Based on Greco-Roman conversation manuals
The material is based on ancient Greco-Roman conversation manuals and is thus geared towards developing authentic fluency⧸proficiency. Because these conversation manuals were actually used in school contexts in the ancient world for those wanting to learn Greek, they cover some of the most necessary language-learning material for a beginner in an authentic way.
Focused on language tasks/situations
Each unit is centered around a particular language task, scene, or situation (e.g., going to school, meeting someone new, throwing a dinner party). Rather than memorizing long lists of paradigms and abstract vocabulary lists, the grammar (i.e., morphology, syntax) and vocabulary are taught through these linguistic tasks in a natural and authentic ancient context.
Centered around continuous narrative story
The curriculum is tied together by a continuous, cohesive narrative story that progresses with the students through each unit and corresponds to the language tasks and grammar they are learning. In this way, students are able to contextualize what they are learning within the wider context of a larger discourse, which is important for rounding out their language learning.

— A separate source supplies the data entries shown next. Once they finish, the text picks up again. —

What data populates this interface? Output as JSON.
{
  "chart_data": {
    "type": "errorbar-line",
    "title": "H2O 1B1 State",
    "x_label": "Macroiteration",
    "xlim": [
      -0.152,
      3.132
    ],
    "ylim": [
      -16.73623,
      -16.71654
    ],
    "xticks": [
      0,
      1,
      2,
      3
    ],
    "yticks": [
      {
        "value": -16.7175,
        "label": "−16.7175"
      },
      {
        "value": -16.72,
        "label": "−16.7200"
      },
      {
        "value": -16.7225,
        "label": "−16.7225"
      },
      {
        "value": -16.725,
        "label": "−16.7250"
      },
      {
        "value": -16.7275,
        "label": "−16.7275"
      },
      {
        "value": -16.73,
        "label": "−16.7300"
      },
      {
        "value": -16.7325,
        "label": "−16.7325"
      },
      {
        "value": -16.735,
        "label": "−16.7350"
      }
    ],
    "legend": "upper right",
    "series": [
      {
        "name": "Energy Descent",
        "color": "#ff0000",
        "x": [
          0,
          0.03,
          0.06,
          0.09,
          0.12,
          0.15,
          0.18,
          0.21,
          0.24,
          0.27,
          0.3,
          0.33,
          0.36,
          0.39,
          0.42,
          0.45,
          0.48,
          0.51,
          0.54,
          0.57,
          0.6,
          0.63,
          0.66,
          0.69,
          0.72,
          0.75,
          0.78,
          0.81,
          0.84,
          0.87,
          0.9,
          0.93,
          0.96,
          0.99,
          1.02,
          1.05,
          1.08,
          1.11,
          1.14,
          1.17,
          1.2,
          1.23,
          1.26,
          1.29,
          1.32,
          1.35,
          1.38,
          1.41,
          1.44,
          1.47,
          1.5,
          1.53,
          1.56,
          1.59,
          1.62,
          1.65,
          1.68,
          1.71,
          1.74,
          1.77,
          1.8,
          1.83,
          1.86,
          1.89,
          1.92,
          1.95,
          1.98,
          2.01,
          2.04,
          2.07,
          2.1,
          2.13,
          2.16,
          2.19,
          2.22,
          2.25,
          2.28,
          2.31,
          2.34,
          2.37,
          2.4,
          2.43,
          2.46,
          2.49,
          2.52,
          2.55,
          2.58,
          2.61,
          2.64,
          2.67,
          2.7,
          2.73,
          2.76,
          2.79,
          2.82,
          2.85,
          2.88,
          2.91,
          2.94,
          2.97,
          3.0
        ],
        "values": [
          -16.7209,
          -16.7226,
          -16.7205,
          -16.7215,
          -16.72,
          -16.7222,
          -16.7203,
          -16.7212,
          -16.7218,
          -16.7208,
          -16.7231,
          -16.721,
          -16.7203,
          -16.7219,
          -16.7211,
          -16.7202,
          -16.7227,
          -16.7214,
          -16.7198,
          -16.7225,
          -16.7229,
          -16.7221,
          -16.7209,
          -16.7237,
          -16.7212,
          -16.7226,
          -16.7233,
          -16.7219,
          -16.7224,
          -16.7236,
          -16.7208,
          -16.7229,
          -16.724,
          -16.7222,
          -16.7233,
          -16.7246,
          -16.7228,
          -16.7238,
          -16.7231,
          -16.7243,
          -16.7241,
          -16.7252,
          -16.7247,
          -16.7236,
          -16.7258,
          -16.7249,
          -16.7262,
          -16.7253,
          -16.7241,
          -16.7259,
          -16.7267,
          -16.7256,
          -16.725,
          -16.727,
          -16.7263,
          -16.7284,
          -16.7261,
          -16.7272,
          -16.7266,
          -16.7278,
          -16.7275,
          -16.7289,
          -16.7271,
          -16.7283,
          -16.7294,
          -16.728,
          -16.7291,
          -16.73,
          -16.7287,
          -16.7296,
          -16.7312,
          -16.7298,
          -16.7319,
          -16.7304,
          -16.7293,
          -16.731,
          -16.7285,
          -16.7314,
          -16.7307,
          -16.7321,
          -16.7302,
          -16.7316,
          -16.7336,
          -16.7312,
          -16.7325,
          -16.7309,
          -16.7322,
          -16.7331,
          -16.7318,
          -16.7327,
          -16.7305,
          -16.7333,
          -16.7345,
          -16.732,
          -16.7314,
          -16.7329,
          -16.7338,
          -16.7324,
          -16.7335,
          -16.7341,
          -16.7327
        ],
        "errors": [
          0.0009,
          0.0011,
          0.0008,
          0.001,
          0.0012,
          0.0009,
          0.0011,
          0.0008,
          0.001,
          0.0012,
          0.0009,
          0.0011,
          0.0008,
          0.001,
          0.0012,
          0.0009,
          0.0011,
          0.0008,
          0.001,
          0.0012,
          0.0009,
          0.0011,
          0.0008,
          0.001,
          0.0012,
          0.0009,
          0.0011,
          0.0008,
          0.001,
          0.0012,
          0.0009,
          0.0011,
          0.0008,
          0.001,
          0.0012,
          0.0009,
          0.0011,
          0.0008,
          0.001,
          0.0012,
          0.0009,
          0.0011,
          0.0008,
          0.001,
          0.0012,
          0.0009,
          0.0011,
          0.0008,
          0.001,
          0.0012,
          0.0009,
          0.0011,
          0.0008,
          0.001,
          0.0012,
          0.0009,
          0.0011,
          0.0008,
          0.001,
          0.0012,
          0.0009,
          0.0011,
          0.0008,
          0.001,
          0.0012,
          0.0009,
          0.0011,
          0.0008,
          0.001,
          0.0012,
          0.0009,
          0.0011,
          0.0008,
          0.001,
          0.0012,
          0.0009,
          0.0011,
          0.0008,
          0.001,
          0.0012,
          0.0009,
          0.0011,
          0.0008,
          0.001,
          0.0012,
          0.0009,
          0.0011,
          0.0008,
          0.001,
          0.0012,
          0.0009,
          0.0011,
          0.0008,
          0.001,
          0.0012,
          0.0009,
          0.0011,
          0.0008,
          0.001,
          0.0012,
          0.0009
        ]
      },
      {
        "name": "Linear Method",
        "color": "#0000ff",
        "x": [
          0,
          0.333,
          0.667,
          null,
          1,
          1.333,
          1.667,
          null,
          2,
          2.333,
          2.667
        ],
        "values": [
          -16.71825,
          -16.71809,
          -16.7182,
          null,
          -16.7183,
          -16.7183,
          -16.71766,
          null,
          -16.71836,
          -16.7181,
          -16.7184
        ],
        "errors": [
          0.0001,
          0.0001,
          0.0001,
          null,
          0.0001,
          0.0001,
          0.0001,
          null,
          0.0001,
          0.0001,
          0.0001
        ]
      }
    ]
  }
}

Packed with audio and video materials
The course is packed heavily with audio/visual material. Besides thousands of pictures (with accompanying audio) for learning the vocabulary and grammar, students watch biweekly cartoons of the narrative story. By the end of the first semester, students will be able to watch and understand a 15-minute cartoon story that ties together most of the vocabulary and grammar.
Leads into reading the Greek New Testament
Learning the vocabulary and grammar associated with the language tasks leads to reading texts from the New Testament. Most of those interested in learning Koine Greek are doing so because they eventually want to read the New Testament. Therefore, even though the curriculum is based on the linguistic scenes outlined in the Greco-Roman conversation manuals, the vocabulary and grammar gained through these linguistic situations will be used as a springboard to read NT texts with a fuller cultural background.
For example, after the unit on school, which follows the main character (Σιμωνίδης) going to and from school with his παιδαγωγός 'schoolmaster; paidagogos', the students might then read an excerpt from Galatians 3 about the law being our παιδαγωγός to lead us to Christ with a deeper linguistic and cultural understanding of the analogy.
Also, after progressing through the unit about throwing a dinner party, the students can then read one of the numerous accounts of dinners in the gospels, such as the dinner at the house of a Pharisee in Luke 11. By first interacting with these sorts of linguistic situations in the Greco-Roman world at large, the students have a much better feel when they come to a similar text/situation in the New Testament.